What it means for the economy and investment

Greylisting requires other countries to apply enhanced due diligence and countermeasures, and the South African Reserve Bank (SARB) has indicated that it is not only concerned with the greylisting, but that jurisdictions such as the European Union (EU) will “step up their actions on South African-based institutions” and that international entities will ask if it is worth it to do business with South Africa and increase the cost of borrowing, or not avail resources, reducing access to capital.

Once greylisted, access to international finance and trade is limited and offshore counterparties are disincentivised to do business.

It is no secret that global asset allocators have cut back on exposure to South Africa for some years, given a series of downgrades and the constant flow of news about the poor economy, corruption and state capture, and widespread power cuts.

As foreigners keep exiting South Africa, the risk premium has been rising and the greylisting is just one more reason to avoid SA or unwind positions due to political concerns, says Erik Nel, who manages two Amplify funds.

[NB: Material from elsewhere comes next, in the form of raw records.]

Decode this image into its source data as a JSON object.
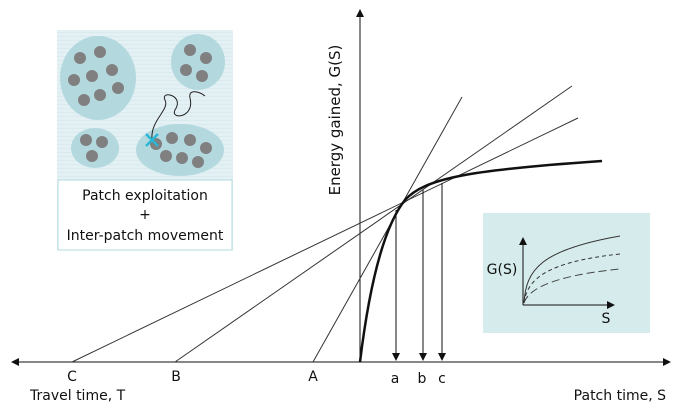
{
  "axes": {
    "y_label": "Energy gained, G(S)",
    "x_left_label": "Travel time, T",
    "x_right_label": "Patch time, S"
  },
  "travel_points": [
    "C",
    "B",
    "A"
  ],
  "patch_points": [
    "a",
    "b",
    "c"
  ],
  "inset": {
    "lines": [
      "Patch exploitation",
      "+",
      "Inter-patch movement"
    ]
  },
  "mini_plot": {
    "y_label": "G(S)",
    "x_label": "S"
  }
}
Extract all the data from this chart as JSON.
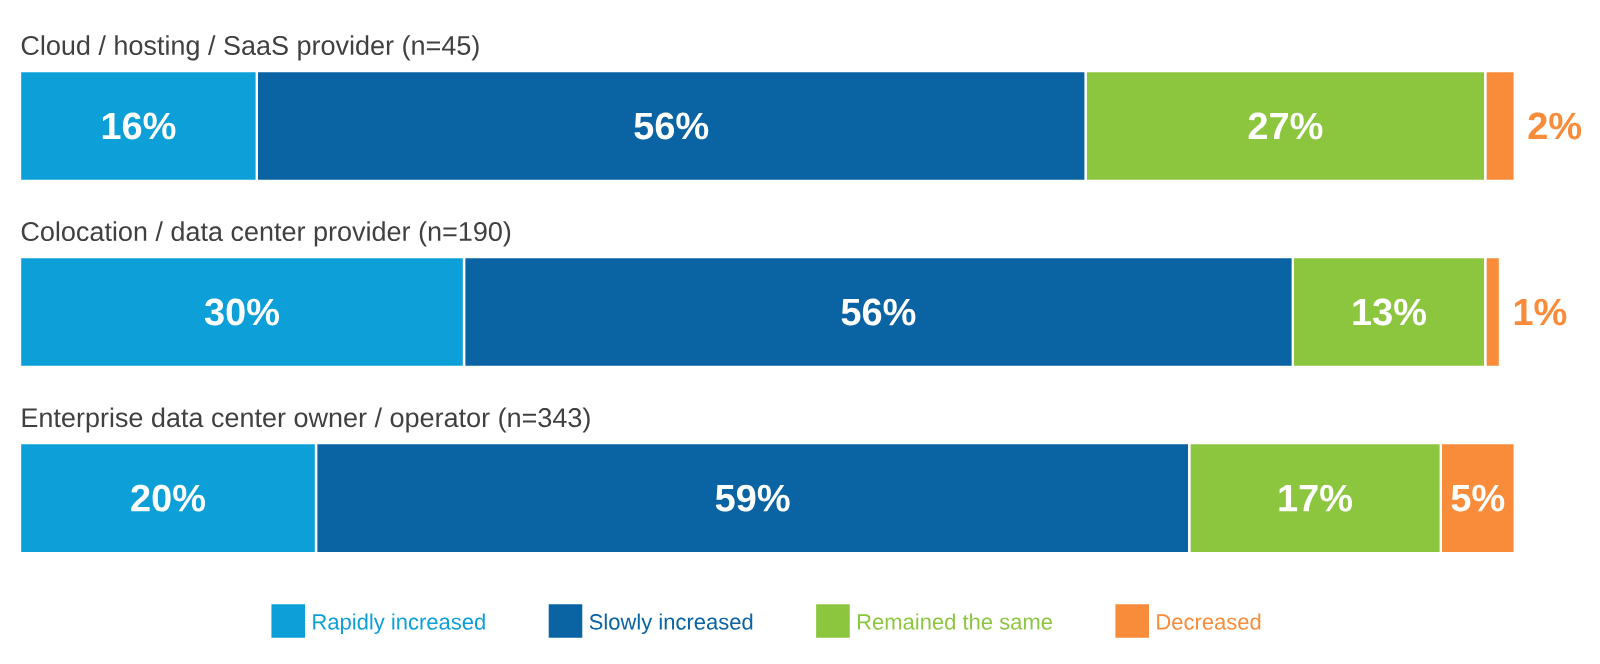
{
  "chart_data": {
    "type": "bar",
    "orientation": "horizontal",
    "stacked": true,
    "tick_labels": false,
    "legend": "bottom",
    "categories": [
      "Cloud / hosting / SaaS provider (n=45)",
      "Colocation / data center provider (n=190)",
      "Enterprise data center owner / operator (n=343)"
    ],
    "series": [
      {
        "name": "Rapidly increased",
        "color": "#0c9fd8",
        "values": [
          16,
          30,
          20
        ],
        "value_labels": [
          "16%",
          "30%",
          "20%"
        ]
      },
      {
        "name": "Slowly increased",
        "color": "#0a63a3",
        "values": [
          56,
          56,
          59
        ],
        "value_labels": [
          "56%",
          "56%",
          "59%"
        ]
      },
      {
        "name": "Remained the same",
        "color": "#8cc63f",
        "values": [
          27,
          13,
          17
        ],
        "value_labels": [
          "27%",
          "13%",
          "17%"
        ]
      },
      {
        "name": "Decreased",
        "color": "#f88c3a",
        "values": [
          2,
          1,
          5
        ],
        "value_labels": [
          "2%",
          "1%",
          "5%"
        ]
      }
    ]
  }
}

As this has been a long-term trend, it may imply that greylisting is already in the price of South African investments, in which case there should be little real impact, although an immediate reaction may follow the announcement.

However, the investment environment at the time of the announcement in February 2023 will frame the investment scenario going forward, says Nel, particularly as the investment environment is currently driven by a number of variables that are difficult to predict, such as the oil price, the war in Ukraine and Russia’s future moves, and the ANC leadership elections.

Nel says greylisting “is quite a small factor in the capital flow story, relative to general global tumult and risk off – but may have been, at the margin, at least somewhat of an explanatory variable for the ongoing disinvesting of foreign portfolio outflows over the past three years”. The net sum is it risks a material slowdown of inbound flows.

Nel says the big effects of greylisting are evident in countries that have other big problems, such as Turkey.

What it means for asset allocation

It is difficult at this stage to predict which asset class, sectors or individual companies will be affected, but Amplify expects the move to affect locally-focused businesses less than sectors or companies that rely heavily on foreign demand and flows. As greylisting will likely affect the rand, companies exposed to imports and foreign exchange flows are clearly more at risk.

What will government do?

Various bills and amendments are before Parliament that should result in amendments to the Financial Intelligence Centre Act, Financial Sector Regulations Act, Companies Act, Trust Property Control Act and Nonprofit Organisations Act.

While these go some way towards addressing the numerous deficiencies identified in the task force’s Mutual Evaluation Report (MER) of South Africa, published in October 2021, South Africa’s biggest problem is implementation and enforcement, and the consensus seems to be that South Africa will not be able to do enough to avoid greylisting, given the enormity of the task.

Changing laws is one thing, but the ability of various state agencies to uncover financial crimes and arrest and prosecute perpetrators is another.

We are following these developments closely and await the October update on government’s progress, when it has to prove to the FATF it has done enough to address its concerns. We view this as one of many challenges we face and can overcome.

Marthinus van der Nest is the head of Amplify Investment Partners.